Saturday, February 21, 2009

I Wanna Hold Your Hand

Welcome to Good Computing! For anyone returning after any of the earlier articles, welcome back. To those of you just discovering this blog, thanks for stopping by!

Up to now, this blog has covered a miscellany of topics, from rants about the deficiencies of operating systems to ingenious Linux installations to the foibles of the OLPC project. Time for a bit of focus. I'll try not to get distracted, and stick to this latest theme: helping you, the user, get acquainted with Open Source.

Do You Want To Know A Secret?
For those of you that are already Linux and FOSS-savvy, feel free to jump in and lend a hand; please keep any posts positive and "newbie friendly"; the newbies are the ones I'm aiming to entice and help here. If you are reading the word "newbie" for the first time, this posting is for you, and so will the coming postings be. In fact, feel free to comment on what you'd like to see here, what you need to know more about.

I want any new users to be at ease with this informal introduction to all things free software, so even the least informed of questions is welcome; there are no "dumb questions" here.

Now, let's begin our journey into the realm of Open Source...

Can't Buy Me Love
Let's start with the whole question of what Open Source means. For some people, it's a weird concept to wrap your head around. For others, it's a way of life, and they follow it religiously! You don't have to get all wrapped up in philosophical discussions to be a user of Open Source software. Simply put, Open Source is software that comes with rights for you, the user. You can get it for free, or you can pay for it, but either way you're welcome -- and encouraged -- to make as many copies as you want, install it where you want and use it how you want, as long as you respect the basic rules of copyright. This flies in the face of typical proprietary software: the company you bought a licence from owns it; you can only install it where they have licensed you to do so; and if you are in violation of their terms they can disable the software or even sue you.
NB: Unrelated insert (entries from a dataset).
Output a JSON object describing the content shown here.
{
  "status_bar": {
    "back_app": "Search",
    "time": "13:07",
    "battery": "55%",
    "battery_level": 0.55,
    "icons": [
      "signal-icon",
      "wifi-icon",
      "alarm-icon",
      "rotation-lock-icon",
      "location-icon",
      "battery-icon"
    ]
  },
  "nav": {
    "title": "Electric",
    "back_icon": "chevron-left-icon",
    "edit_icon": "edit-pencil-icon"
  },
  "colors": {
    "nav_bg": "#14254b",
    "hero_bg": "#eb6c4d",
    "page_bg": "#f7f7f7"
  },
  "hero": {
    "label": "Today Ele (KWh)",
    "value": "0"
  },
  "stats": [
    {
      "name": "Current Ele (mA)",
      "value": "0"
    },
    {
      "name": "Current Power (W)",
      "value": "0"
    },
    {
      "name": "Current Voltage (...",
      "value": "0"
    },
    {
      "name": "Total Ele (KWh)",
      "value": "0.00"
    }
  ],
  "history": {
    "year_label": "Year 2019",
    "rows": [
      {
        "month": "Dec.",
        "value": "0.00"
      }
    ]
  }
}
Okay, so where do I get this Open Source software? Well, if you Google "open source", you'll get a few good starting points. For instance, SourceForge is a massive host of Open Source software, where you can download all kinds of applications for virtually any purpose. Word processors, web browsers, games, geneology tools and utilities of all kinds simply await you. All you need to do is search them out. Most Open Source software is generated by either small companies or individuals, and so may lack some of the "polish" of their commercial counterparts. Some of the more popular Open Source projects, however, attract the attention of a lot of programmers, artists, documentation writers and various other individuals that help a piece of software "grow" -- and they often become better than proprietary offerings.

Magical Mystery Tour
When you go looking, you're bound to run into this thing called Linux, and that's a whole blog (and more) to itself. Linux is generally an alternative operating system for computers that we'll work up to introducing; for now, just keep an eye our for how much is available for Linux as compared to Windows and make yourself at home with Open Source. Keep what you like, share it with friends, and offer positive feedback for things you don't like -- this will help the programmers out there in designing useful software for the masses.

I'm going to let you go here; go explore, find some of the free and Open Source software available on the Internet and come on back with your questions. You're about to embark on a journey to "get back to where you once belonged" -- in control of your computer!